To appraise the validity, intra-operative elevation of hand temperature ensuring a successful T2-sympathectomy, we conducted a randomized, self-compared, case-control study on 40 consecutive patients with palmar hyperhidrosis. All patients had a postoperative follow-up of at least 18 months without recurrence. During operation, dynamic temperature changes on their thenar eminence of both the surgically treated and non-surgically treated hands were simultaneously measured just before (baseline) and after completion of T2-sympathectomy, and again 5 and 10 minutes later. An elevation of the temperature by at least 0.5 degree C from the baseline temperature was recognized as an "elevated" temperature.

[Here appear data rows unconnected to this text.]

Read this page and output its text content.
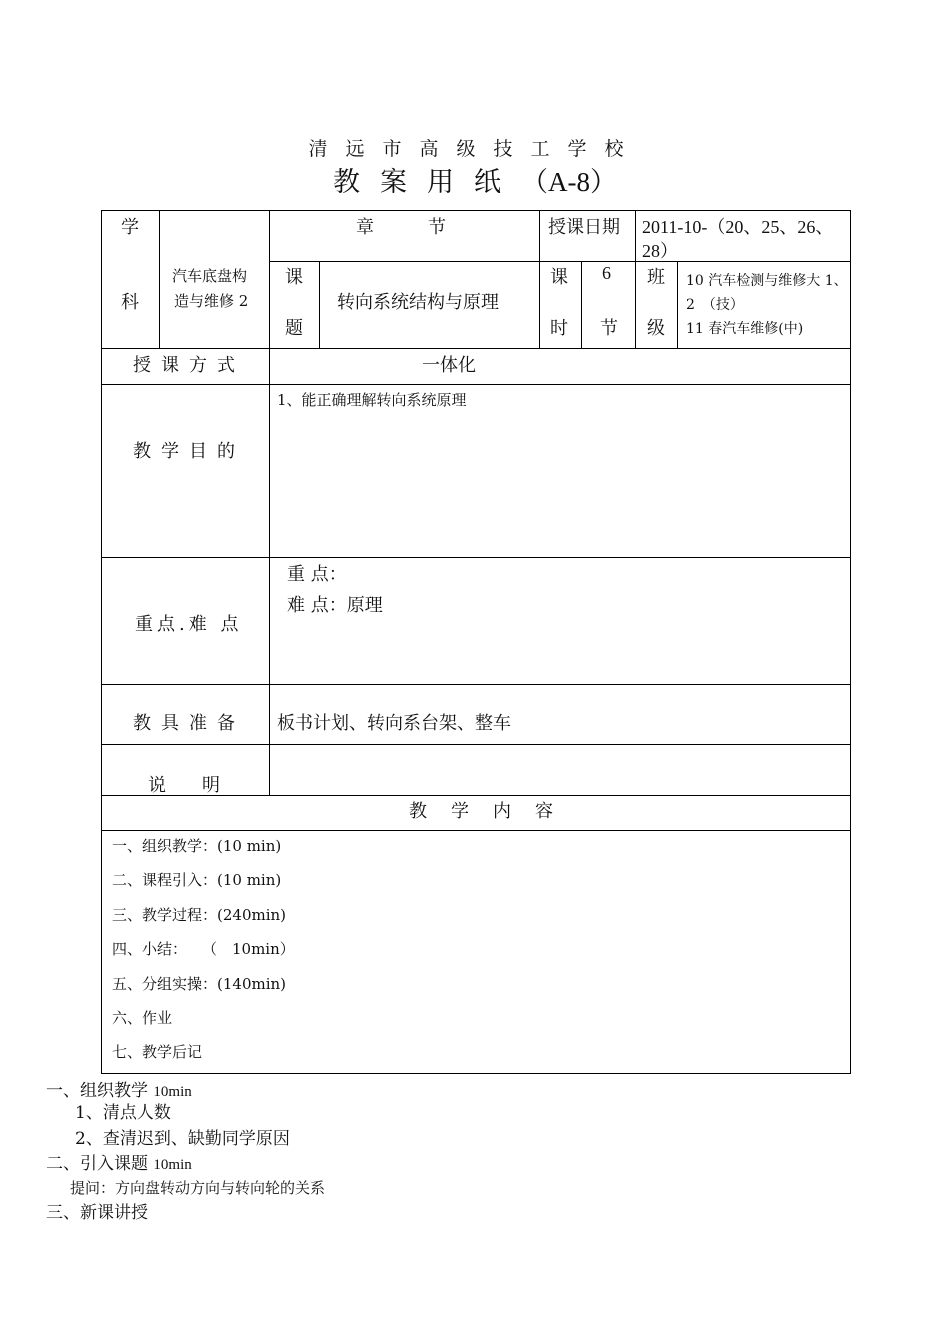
清远市高级技工学校
教案用纸（A-8）
学
科
汽车底盘构
造与维修 2
章　　　节	授课日期 2011-10-（20、25、26、
28）
课
题
转向系统结构与原理
课
时
6
节
班
级
10 汽车检测与维修大 1、
2　（技）
11 春汽车维修(中)
授课方式	一体化
教学目的
1、能正确理解转向系统原理
重点.难 点
重 点：
难 点：原理
教具准备 板书计划、转向系台架、整车
说　　明
教学内容
一、组织教学：(10 min)
二、课程引入：(10 min)
三、教学过程：(240min)
四、小结：　　（　10min）
五、分组实操：(140min)
六、作业
七、教学后记
一、组织教学 10min
1、清点人数
2、查清迟到、缺勤同学原因
二、引入课题 10min
提问：方向盘转动方向与转向轮的关系
三、新课讲授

The relationship between sensitivity and specificity of temperature changes was compared using receiver operator characteristic (ROC) analysis. Sensitivity was defined as the proportion of temperature-elevating procedures in the group of operated hands. As a whole, post-sympathectomy elevation of hand temperature is a useful, but not an ideal, indicator for assuring a successful T2-sympathectomy due to its low sensitivity. At the 5-minute point, if the hand temperature was elevated by 1 degree C, its sensitivity, specificity and positive predictive value were 40%, 80% and 66.7%. In comparison, a 2 degrees C elevation at the 10-minute point had a sensitivity, specificity and positive predictive value of 30%, 90% and 75% (p < 0.05). We suggest that correct localization of the T2 ganglion followed by adequate ablation should be the prerequisite for use of this monitoring system.